Droits de douane Trump : Nintendo ne veut rien rembourser aux joueurs
Les clients américains de Nintendo peuvent aller se brosser. Ils ne recevront pas un kopeck du remboursement des droits de douane que le constructeur japonais veut récupérer, après la défaite retentissante de Donald Trump devant la Cour suprême américaine.
En 2018, l'administration du président américain Donald Trump a instauré des droits de douane sur les importations en provenance de certains pays, notamment ceux où Nintendo fabrique ses produits. Ces taxes supplémentaires, allant jusqu'à 50 dollars sur certains accessoires ou consoles comme la Switch OLED, ont été répercutées sur les prix de vente aux États-Unis. Les droits de douane sont des taxes prélevées par un État sur les marchandises importées pour protéger les industries locales ou influencer les échanges commerciaux. Dans ce cas, ils ont directement impacté les coûts pour Nintendo, qui a choisi d'augmenter ses prix plutôt que de réduire ses marges.
Le 20 février 2024, la Cour suprême américaine, plus haute juridiction du pays, a jugé illégaux les droits de douane instaurés par Trump. Elle a estimé que le président avait dépassé les pouvoirs qui lui étaient accordés par le Congrès pour réglementer le commerce en cas d'urgence nationale. Cette décision ouvre la possibilité pour les entreprises ayant payé ces droits de douane de demander un remboursement au gouvernement américain. Un site officiel a même été créé en avril 2024 pour faciliter ces demandes. Cependant, Nintendo n'a pas attendu cette décision pour agir : dès mars 2024, la société a porté plainte contre le gouvernement pour récupérer les sommes versées.
En parallèle des actions de Nintendo, deux joueurs américains ont déposé une plainte collective contre le constructeur. Ils estiment que les clients ayant acheté des produits Nintendo à un prix majoré à cause des droits de douane devraient bénéficier d'une partie du remboursement obtenu par l'entreprise. Selon eux, Nintendo serait ainsi doublement compensé : une première fois via les hausses de prix imposées aux consommateurs, et une seconde fois via le remboursement des droits de douane par l'État. Cette plainte vise à transformer l'affaire en une action collective (ou class action), un recours juridique permettant à un groupe de personnes de se regrouper pour porter plainte ensemble.

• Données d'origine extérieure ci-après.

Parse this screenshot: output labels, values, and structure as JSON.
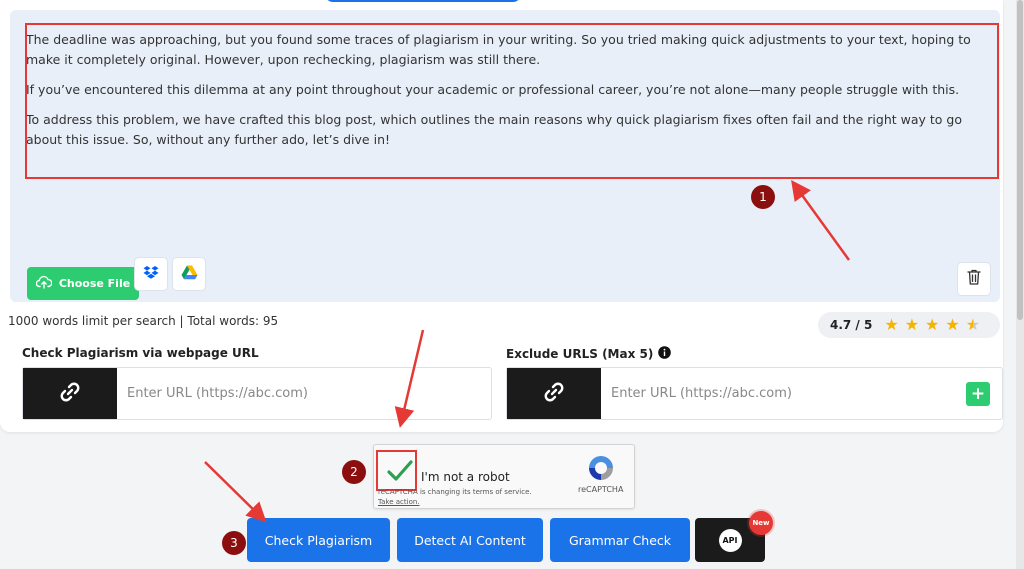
{
  "editor": {
    "paragraphs": [
      "The deadline was approaching, but you found some traces of plagiarism in your writing. So you tried making quick adjustments to your text, hoping to make it completely original. However, upon rechecking, plagiarism was still there.",
      "If you’ve encountered this dilemma at any point throughout your academic or professional career, you’re not alone—many people struggle with this.",
      "To address this problem, we have crafted this blog post, which outlines the main reasons why quick plagiarism fixes often fail and the right way to go about this issue. So, without any further ado, let’s dive in!"
    ],
    "choose_file_label": "Choose File",
    "icons": [
      "upload-cloud-icon",
      "dropbox-icon",
      "google-drive-icon",
      "trash-icon"
    ]
  },
  "stats": {
    "word_info": "1000 words limit per search | Total words: 95",
    "rating": "4.7 / 5",
    "stars_filled": 4.5
  },
  "webpage_url": {
    "label": "Check Plagiarism via webpage URL",
    "placeholder": "Enter URL (https://abc.com)"
  },
  "exclude_urls": {
    "label": "Exclude URLS (Max 5)",
    "placeholder": "Enter URL (https://abc.com)",
    "add_label": "+"
  },
  "recaptcha": {
    "label": "I'm not a robot",
    "notice": "reCAPTCHA is changing its terms of service.",
    "link": "Take action.",
    "brand": "reCAPTCHA"
  },
  "actions": {
    "check_plagiarism": "Check Plagiarism",
    "detect_ai": "Detect AI Content",
    "grammar_check": "Grammar Check",
    "api": "API",
    "new_badge": "New"
  },
  "annotations": {
    "step1": "1",
    "step2": "2",
    "step3": "3"
  },
  "colors": {
    "accent_blue": "#1a73e8",
    "accent_green": "#2ecc71",
    "annotation_red": "#e53935",
    "step_badge": "#8b0f0f",
    "star": "#f4b400"
  }
}
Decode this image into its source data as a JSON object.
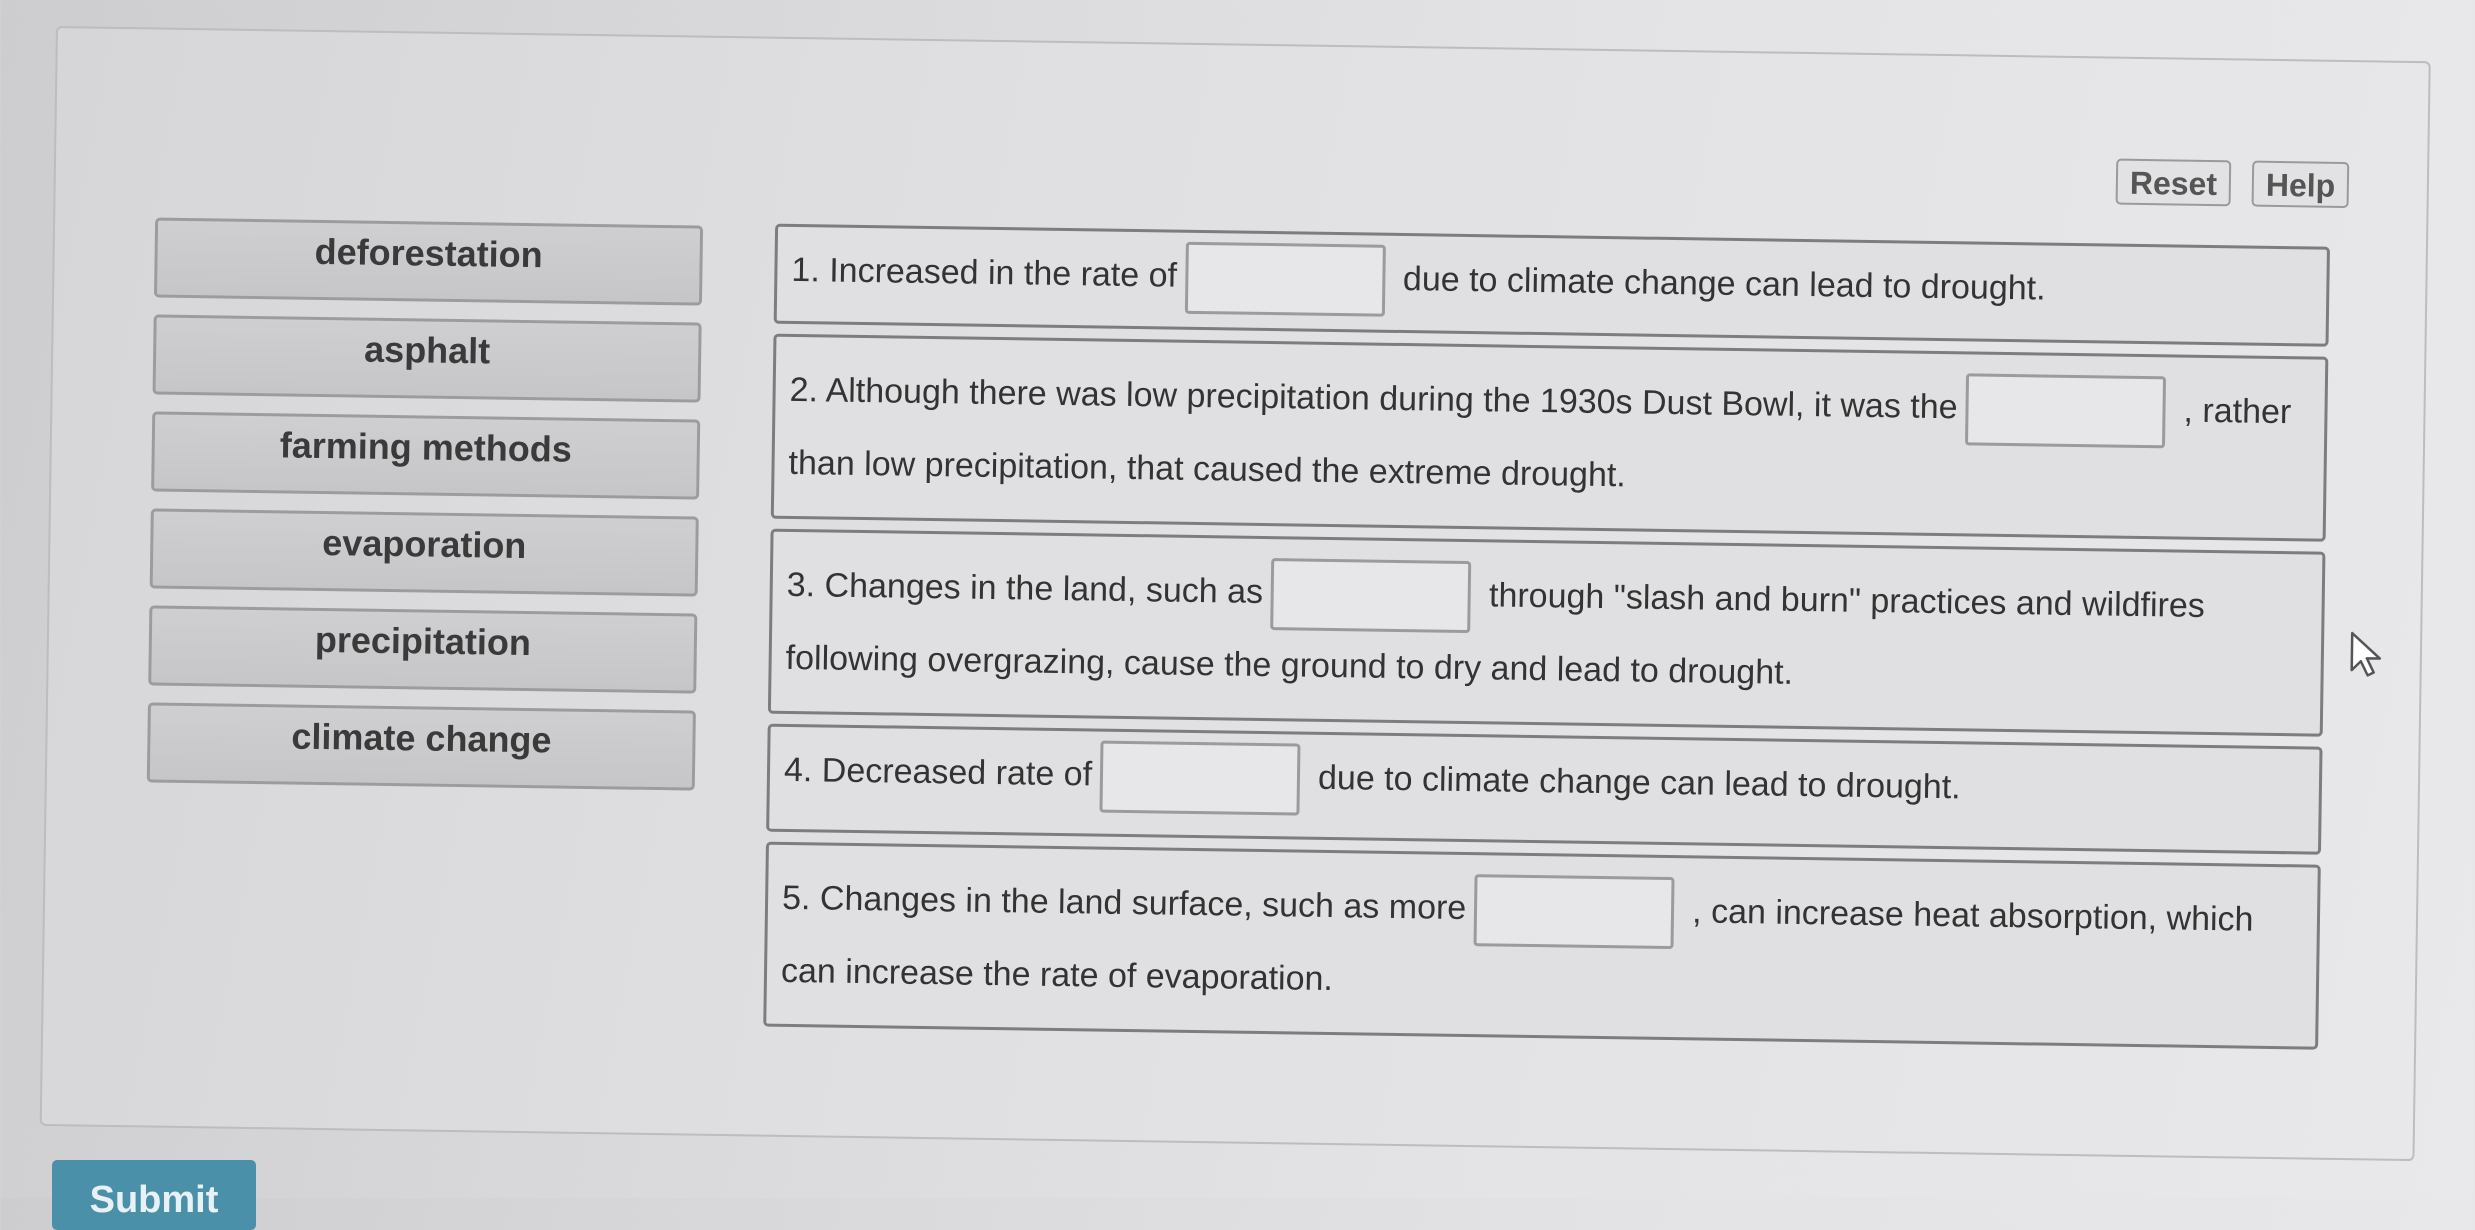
{
  "toolbar": {
    "reset_label": "Reset",
    "help_label": "Help"
  },
  "choices": [
    "deforestation",
    "asphalt",
    "farming methods",
    "evaporation",
    "precipitation",
    "climate change"
  ],
  "statements": [
    {
      "before": "1. Increased in the rate of",
      "after": "due to climate change can lead to drought."
    },
    {
      "before": "2. Although there was low precipitation during the 1930s Dust Bowl, it was the",
      "after": ", rather than low precipitation, that caused the extreme drought."
    },
    {
      "before": "3. Changes in the land, such as",
      "after": "through \"slash and burn\" practices and wildfires following overgrazing, cause the ground to dry and lead to drought."
    },
    {
      "before": "4. Decreased rate of",
      "after": "due to climate change can lead to drought."
    },
    {
      "before": "5. Changes in the land surface, such as more",
      "after": ", can increase heat absorption, which can increase the rate of evaporation."
    }
  ],
  "submit_label": "Submit",
  "icons": {
    "cursor": "mouse-pointer-icon"
  }
}
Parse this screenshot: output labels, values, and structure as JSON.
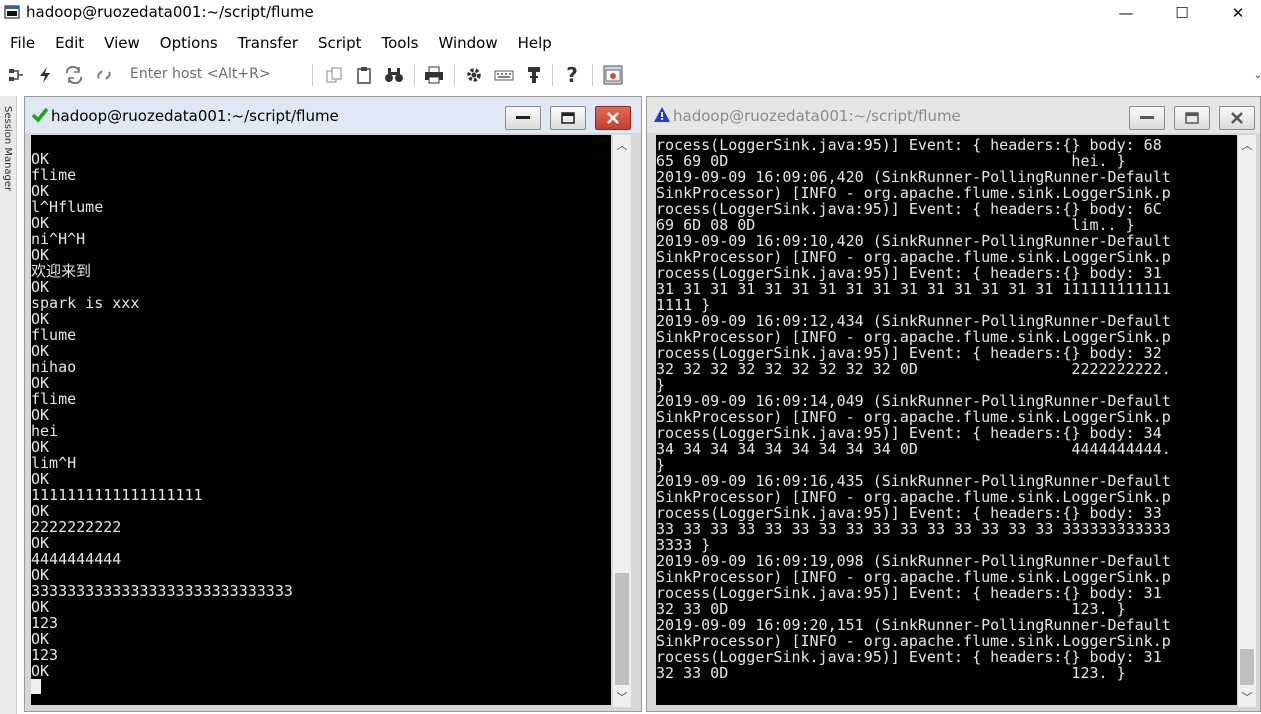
{
  "window": {
    "title": "hadoop@ruozedata001:~/script/flume",
    "minimize_glyph": "—",
    "maximize_glyph": "☐",
    "close_glyph": "✕"
  },
  "menu": [
    "File",
    "Edit",
    "View",
    "Options",
    "Transfer",
    "Script",
    "Tools",
    "Window",
    "Help"
  ],
  "toolbar": {
    "host_placeholder": "Enter host <Alt+R>",
    "icons": [
      "connect-icon",
      "quick-connect-icon",
      "reconnect-icon",
      "disconnect-icon",
      "copy-icon",
      "paste-icon",
      "find-icon",
      "print-icon",
      "settings-icon",
      "keymap-icon",
      "sftp-icon",
      "help-icon",
      "session-options-icon"
    ]
  },
  "session_manager": {
    "label": "Session Manager"
  },
  "left_pane": {
    "title": "hadoop@ruozedata001:~/script/flume",
    "status_color": "#1aa51a",
    "lines": [
      "OK",
      "flime",
      "OK",
      "l^Hflume",
      "OK",
      "ni^H^H",
      "OK",
      "欢迎来到",
      "OK",
      "spark is xxx",
      "OK",
      "flume",
      "OK",
      "nihao",
      "OK",
      "flime",
      "OK",
      "hei",
      "OK",
      "lim^H",
      "OK",
      "1111111111111111111",
      "OK",
      "2222222222",
      "OK",
      "4444444444",
      "OK",
      "33333333333333333333333333333",
      "OK",
      "123",
      "OK",
      "123",
      "OK"
    ]
  },
  "right_pane": {
    "title": "hadoop@ruozedata001:~/script/flume",
    "status_color": "#1d3fd6",
    "lines": [
      "rocess(LoggerSink.java:95)] Event: { headers:{} body: 68",
      "65 69 0D                                      hei. }",
      "2019-09-09 16:09:06,420 (SinkRunner-PollingRunner-Default",
      "SinkProcessor) [INFO - org.apache.flume.sink.LoggerSink.p",
      "rocess(LoggerSink.java:95)] Event: { headers:{} body: 6C",
      "69 6D 08 0D                                   lim.. }",
      "2019-09-09 16:09:10,420 (SinkRunner-PollingRunner-Default",
      "SinkProcessor) [INFO - org.apache.flume.sink.LoggerSink.p",
      "rocess(LoggerSink.java:95)] Event: { headers:{} body: 31",
      "31 31 31 31 31 31 31 31 31 31 31 31 31 31 31 111111111111",
      "1111 }",
      "2019-09-09 16:09:12,434 (SinkRunner-PollingRunner-Default",
      "SinkProcessor) [INFO - org.apache.flume.sink.LoggerSink.p",
      "rocess(LoggerSink.java:95)] Event: { headers:{} body: 32",
      "32 32 32 32 32 32 32 32 32 0D                 2222222222.",
      "}",
      "2019-09-09 16:09:14,049 (SinkRunner-PollingRunner-Default",
      "SinkProcessor) [INFO - org.apache.flume.sink.LoggerSink.p",
      "rocess(LoggerSink.java:95)] Event: { headers:{} body: 34",
      "34 34 34 34 34 34 34 34 34 0D                 4444444444.",
      "}",
      "2019-09-09 16:09:16,435 (SinkRunner-PollingRunner-Default",
      "SinkProcessor) [INFO - org.apache.flume.sink.LoggerSink.p",
      "rocess(LoggerSink.java:95)] Event: { headers:{} body: 33",
      "33 33 33 33 33 33 33 33 33 33 33 33 33 33 33 333333333333",
      "3333 }",
      "2019-09-09 16:09:19,098 (SinkRunner-PollingRunner-Default",
      "SinkProcessor) [INFO - org.apache.flume.sink.LoggerSink.p",
      "rocess(LoggerSink.java:95)] Event: { headers:{} body: 31",
      "32 33 0D                                      123. }",
      "2019-09-09 16:09:20,151 (SinkRunner-PollingRunner-Default",
      "SinkProcessor) [INFO - org.apache.flume.sink.LoggerSink.p",
      "rocess(LoggerSink.java:95)] Event: { headers:{} body: 31",
      "32 33 0D                                      123. }"
    ]
  }
}
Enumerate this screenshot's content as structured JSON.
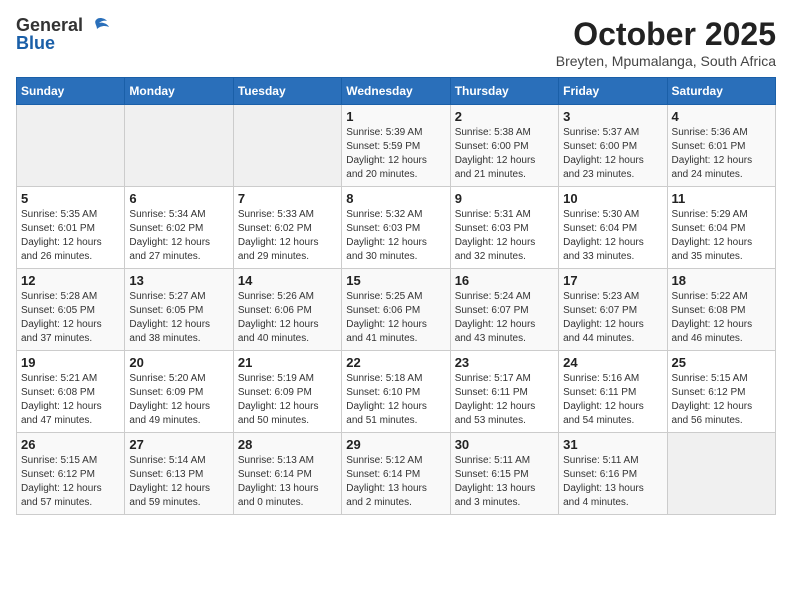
{
  "logo": {
    "general": "General",
    "blue": "Blue"
  },
  "title": "October 2025",
  "location": "Breyten, Mpumalanga, South Africa",
  "weekdays": [
    "Sunday",
    "Monday",
    "Tuesday",
    "Wednesday",
    "Thursday",
    "Friday",
    "Saturday"
  ],
  "weeks": [
    [
      {
        "day": "",
        "info": ""
      },
      {
        "day": "",
        "info": ""
      },
      {
        "day": "",
        "info": ""
      },
      {
        "day": "1",
        "info": "Sunrise: 5:39 AM\nSunset: 5:59 PM\nDaylight: 12 hours\nand 20 minutes."
      },
      {
        "day": "2",
        "info": "Sunrise: 5:38 AM\nSunset: 6:00 PM\nDaylight: 12 hours\nand 21 minutes."
      },
      {
        "day": "3",
        "info": "Sunrise: 5:37 AM\nSunset: 6:00 PM\nDaylight: 12 hours\nand 23 minutes."
      },
      {
        "day": "4",
        "info": "Sunrise: 5:36 AM\nSunset: 6:01 PM\nDaylight: 12 hours\nand 24 minutes."
      }
    ],
    [
      {
        "day": "5",
        "info": "Sunrise: 5:35 AM\nSunset: 6:01 PM\nDaylight: 12 hours\nand 26 minutes."
      },
      {
        "day": "6",
        "info": "Sunrise: 5:34 AM\nSunset: 6:02 PM\nDaylight: 12 hours\nand 27 minutes."
      },
      {
        "day": "7",
        "info": "Sunrise: 5:33 AM\nSunset: 6:02 PM\nDaylight: 12 hours\nand 29 minutes."
      },
      {
        "day": "8",
        "info": "Sunrise: 5:32 AM\nSunset: 6:03 PM\nDaylight: 12 hours\nand 30 minutes."
      },
      {
        "day": "9",
        "info": "Sunrise: 5:31 AM\nSunset: 6:03 PM\nDaylight: 12 hours\nand 32 minutes."
      },
      {
        "day": "10",
        "info": "Sunrise: 5:30 AM\nSunset: 6:04 PM\nDaylight: 12 hours\nand 33 minutes."
      },
      {
        "day": "11",
        "info": "Sunrise: 5:29 AM\nSunset: 6:04 PM\nDaylight: 12 hours\nand 35 minutes."
      }
    ],
    [
      {
        "day": "12",
        "info": "Sunrise: 5:28 AM\nSunset: 6:05 PM\nDaylight: 12 hours\nand 37 minutes."
      },
      {
        "day": "13",
        "info": "Sunrise: 5:27 AM\nSunset: 6:05 PM\nDaylight: 12 hours\nand 38 minutes."
      },
      {
        "day": "14",
        "info": "Sunrise: 5:26 AM\nSunset: 6:06 PM\nDaylight: 12 hours\nand 40 minutes."
      },
      {
        "day": "15",
        "info": "Sunrise: 5:25 AM\nSunset: 6:06 PM\nDaylight: 12 hours\nand 41 minutes."
      },
      {
        "day": "16",
        "info": "Sunrise: 5:24 AM\nSunset: 6:07 PM\nDaylight: 12 hours\nand 43 minutes."
      },
      {
        "day": "17",
        "info": "Sunrise: 5:23 AM\nSunset: 6:07 PM\nDaylight: 12 hours\nand 44 minutes."
      },
      {
        "day": "18",
        "info": "Sunrise: 5:22 AM\nSunset: 6:08 PM\nDaylight: 12 hours\nand 46 minutes."
      }
    ],
    [
      {
        "day": "19",
        "info": "Sunrise: 5:21 AM\nSunset: 6:08 PM\nDaylight: 12 hours\nand 47 minutes."
      },
      {
        "day": "20",
        "info": "Sunrise: 5:20 AM\nSunset: 6:09 PM\nDaylight: 12 hours\nand 49 minutes."
      },
      {
        "day": "21",
        "info": "Sunrise: 5:19 AM\nSunset: 6:09 PM\nDaylight: 12 hours\nand 50 minutes."
      },
      {
        "day": "22",
        "info": "Sunrise: 5:18 AM\nSunset: 6:10 PM\nDaylight: 12 hours\nand 51 minutes."
      },
      {
        "day": "23",
        "info": "Sunrise: 5:17 AM\nSunset: 6:11 PM\nDaylight: 12 hours\nand 53 minutes."
      },
      {
        "day": "24",
        "info": "Sunrise: 5:16 AM\nSunset: 6:11 PM\nDaylight: 12 hours\nand 54 minutes."
      },
      {
        "day": "25",
        "info": "Sunrise: 5:15 AM\nSunset: 6:12 PM\nDaylight: 12 hours\nand 56 minutes."
      }
    ],
    [
      {
        "day": "26",
        "info": "Sunrise: 5:15 AM\nSunset: 6:12 PM\nDaylight: 12 hours\nand 57 minutes."
      },
      {
        "day": "27",
        "info": "Sunrise: 5:14 AM\nSunset: 6:13 PM\nDaylight: 12 hours\nand 59 minutes."
      },
      {
        "day": "28",
        "info": "Sunrise: 5:13 AM\nSunset: 6:14 PM\nDaylight: 13 hours\nand 0 minutes."
      },
      {
        "day": "29",
        "info": "Sunrise: 5:12 AM\nSunset: 6:14 PM\nDaylight: 13 hours\nand 2 minutes."
      },
      {
        "day": "30",
        "info": "Sunrise: 5:11 AM\nSunset: 6:15 PM\nDaylight: 13 hours\nand 3 minutes."
      },
      {
        "day": "31",
        "info": "Sunrise: 5:11 AM\nSunset: 6:16 PM\nDaylight: 13 hours\nand 4 minutes."
      },
      {
        "day": "",
        "info": ""
      }
    ]
  ]
}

Nintendo a demandé le rejet de la plainte des joueurs, arguant que les consommateurs ont reçu exactement ce pour quoi ils ont payé. L'entreprise souligne que les prix affichés incluaient déjà les coûts liés aux droits de douane, et que les clients étaient libres de refuser l'achat ou de se tourner vers des produits concurrents. Nintendo précise avoir augmenté ses prix de manière « modeste » et avoir absorbé une partie des coûts pour certains produits populaires, comme la Switch 2. La société insiste sur le fait qu'une transaction commerciale ne peut être remise en cause rétroactivement en raison d'un changement de contexte juridique. Le juge devra trancher sur la recevabilité de cette plainte.
Bien que Nintendo ait maintenu le prix de lancement de la *Switch 2* à 500 dollars (ou 500 euros) aux États-Unis depuis son lancement, cette situation ne durera pas. À partir du 1er septembre 2024, le prix de la console augmentera de 50 dollars aux États-Unis et de 30 euros en Europe. Cette hausse s'explique principalement par l'augmentation des coûts liés à la mémoire et au stockage, et non par les droits de douane de l'ère Trump. Cette décision illustre la stratégie commerciale de Nintendo, qui ajuste ses prix en fonction des coûts et de la demande, tout en cherchant à maximiser ses ventes pour soutenir l'écosystème de ses jeux.